NBA Salary Cap Set at $58 Million
In the course of doomsday predictions of sliding league revenue, the NBA warned teams a year ago that the '10-11 cap could be far lower than usual, perhaps as low as $50 million. That would have lowered the luxury tax threshold, placing more teams in dire danger of bloated payrolls. As such, teams were unusually chastened in the free agency period one year ago. (Part of that sobriety was also due to the bumper crop of 2010 free agents, many of which are now getting unfathomably large commitments.)
But instead of a wildly shrinking cap, the level next season will actually be higher than it was in the recently completed campaign. The 2009-10 cap was $57.7 million.
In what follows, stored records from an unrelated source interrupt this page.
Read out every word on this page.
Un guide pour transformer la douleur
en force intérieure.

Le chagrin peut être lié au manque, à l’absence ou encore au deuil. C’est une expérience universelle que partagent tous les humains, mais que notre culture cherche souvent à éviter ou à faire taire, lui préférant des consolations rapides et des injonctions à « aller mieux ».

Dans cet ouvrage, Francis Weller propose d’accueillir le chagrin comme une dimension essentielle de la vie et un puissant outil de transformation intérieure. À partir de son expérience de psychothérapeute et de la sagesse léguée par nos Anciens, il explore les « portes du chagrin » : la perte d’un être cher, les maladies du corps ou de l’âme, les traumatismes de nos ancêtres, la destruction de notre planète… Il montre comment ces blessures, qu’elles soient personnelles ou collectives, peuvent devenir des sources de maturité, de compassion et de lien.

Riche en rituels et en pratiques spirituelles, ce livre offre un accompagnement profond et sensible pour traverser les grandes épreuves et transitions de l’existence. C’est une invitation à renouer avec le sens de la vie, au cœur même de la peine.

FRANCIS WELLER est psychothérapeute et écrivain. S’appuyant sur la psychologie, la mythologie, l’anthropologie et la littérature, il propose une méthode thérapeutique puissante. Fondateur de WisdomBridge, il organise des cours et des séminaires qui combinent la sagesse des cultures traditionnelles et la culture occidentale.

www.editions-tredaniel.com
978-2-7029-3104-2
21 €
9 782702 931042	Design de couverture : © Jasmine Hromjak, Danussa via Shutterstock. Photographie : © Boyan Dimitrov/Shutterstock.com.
The players union previously announced it would consider suing the league over its dire predictions on the grounds it cost 2009 free agents money; this news will only push further calls for such action. Players and their agents will argue David Stern effectively colluded with the owners who employ him to tamp down salaries last year. Whether that's accurate or even reasonable remains to be seen.
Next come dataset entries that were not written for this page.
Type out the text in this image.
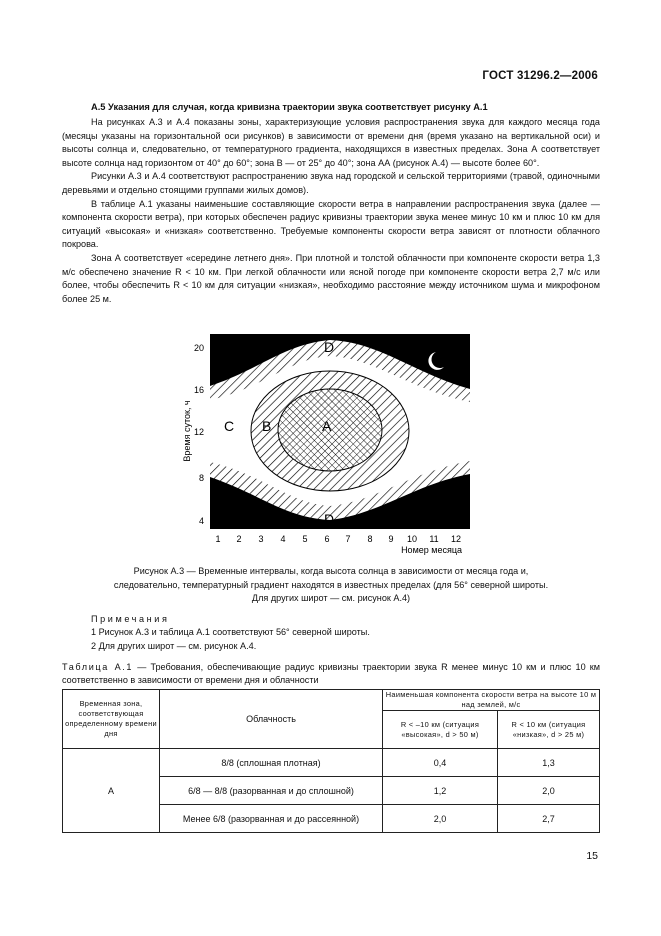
ГОСТ 31296.2—2006
A.5 Указания для случая, когда кривизна траектории звука соответствует рисунку А.1

На рисунках А.3 и А.4 показаны зоны, характеризующие условия распространения звука для каждого месяца года (месяцы указаны на горизонтальной оси рисунков) в зависимости от времени дня (время указано на вертикальной оси) и высоты солнца и, следовательно, от температурного градиента, находящихся в известных пределах. Зона А соответствует высоте солнца над горизонтом от 40° до 60°; зона В — от 25° до 40°; зона АА (рисунок А.4) — высоте более 60°.

Рисунки А.3 и А.4 соответствуют распространению звука над городской и сельской территориями (травой, одиночными деревьями и отдельно стоящими группами жилых домов).

В таблице А.1 указаны наименьшие составляющие скорости ветра в направлении распространения звука (далее — компонента скорости ветра), при которых обеспечен радиус кривизны траектории звука менее минус 10 км и плюс 10 км для ситуаций «высокая» и «низкая» соответственно. Требуемые компоненты скорости ветра зависят от плотности облачного покрова.

Зона А соответствует «середине летнего дня». При плотной и толстой облачности при компоненте скорости ветра 1,3 м/с обеспечено значение R < 10 км. При легкой облачности или ясной погоде при компоненте скорости ветра 2,7 м/с или более, чтобы обеспечить R < 10 км для ситуации «низкая», необходимо расстояние между источником шума и микрофоном более 25 м.

C B	A
D
D
20
16
12
8
4
Время суток, ч
1 2 3 4 5 6 7 8 9 10 11 12
Номер месяца
Рисунок А.3 — Временные интервалы, когда высота солнца в зависимости от месяца года и,
следовательно, температурный градиент находятся в известных пределах (для 56° северной широты.
Для других широт — см. рисунок А.4)
Примечания
1 Рисунок А.3 и таблица А.1 соответствуют 56° северной широты.
2 Для других широт — см. рисунок А.4.
Таблица А.1 — Требования, обеспечивающие радиус кривизны траектории звука R менее минус 10 км и плюс 10 км соответственно в зависимости от времени дня и облачности
Временная зона, соответствующая определенному времени дня	Облачность	Наименьшая компонента скорости ветра на высоте 10 м над землей, м/с	
		R < –10 км (ситуация «высокая», d > 50 м)	R < 10 км (ситуация «низкая», d > 25 м)
А	8/8 (сплошная плотная)	0,4	1,3
	6/8 — 8/8 (разорванная и до сплошной)	1,2	2,0
	Менее 6/8 (разорванная и до рассеянной)	2,0	2,7
15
The salary cap is pegged to league revenue. As such, the higher cap also can't help the trust factor between owners, who claim to be losing hundreds of millions of dollars a year, and players. That's an ominous fact one year before the league's collective bargaining agreement expires. Many observers have predicted a lock-out. This pothole doesn't help.
Free agent signing maximum-value contracts this summer are almost universally relying not on 30 percent of the cap as a max salary, but 105 percent of their 2009-10 salary. Under the CBA, a player's max salary can never be less than 105 percent of the previous year's pay.